- Hoandeddhoo Location in Maldives
- Coordinates: 00°26′45″N 73°00′15″E﻿ / ﻿0.44583°N 73.00417°E
- Country: Maldives
- Administrative atoll: Gaafu Dhaalu Atoll
- Distance to Malé: 416.19 km (258.61 mi)

Dimensions
- • Length: 1.800 km (1.118 mi)
- • Width: 1.000 km (0.621 mi)

Population (2014)
- • Total: 861 (including foreigners)
- Time zone: UTC+05:00 (MST)

= Hoandeddhoo =

Hoandedhdhoo (Dhivehi: ހޯނޑެއްދޫ) is one of the inhabited islands of Gaafu Dhaalu Atoll.

==Geography==
The island is 416.19 km south of the country's capital, Malé.

==Demography==

The island has a population of 1,275.

==Governance==
Hoandedhdhoo has an independent council which is responsible of managing the needs of the people of Hoandedhdhoo.

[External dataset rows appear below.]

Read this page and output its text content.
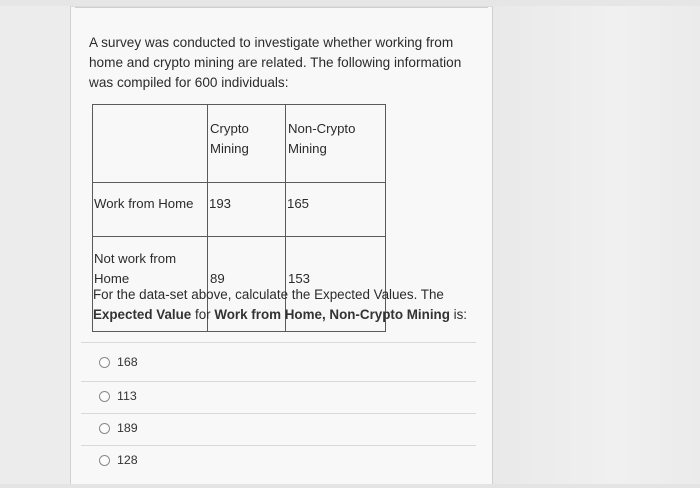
A survey was conducted to investigate whether working from home and crypto mining are related. The following information was compiled for 600 individuals:

	Crypto Mining	Non-Crypto Mining
Work from Home	193	165
Not work from Home	89	153

For the data-set above, calculate the Expected Values. The Expected Value for Work from Home, Non-Crypto Mining is:

168
113
189
128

The first elect councilors of Hoandedhdhoo council are Mohamed Ashraaf (President), Mohamed Ayaaz, Mohamed Shiraan, Hasma Hassan Manik (Vice President) and Mohamed Saeed. The second elect council (2014–2017) members are Mihamed Shiraan (President), Ahmed Mahudhee (Vice President), Hussain Fayaz, Hussain Firshan, Rifshan Ahmed Saeed.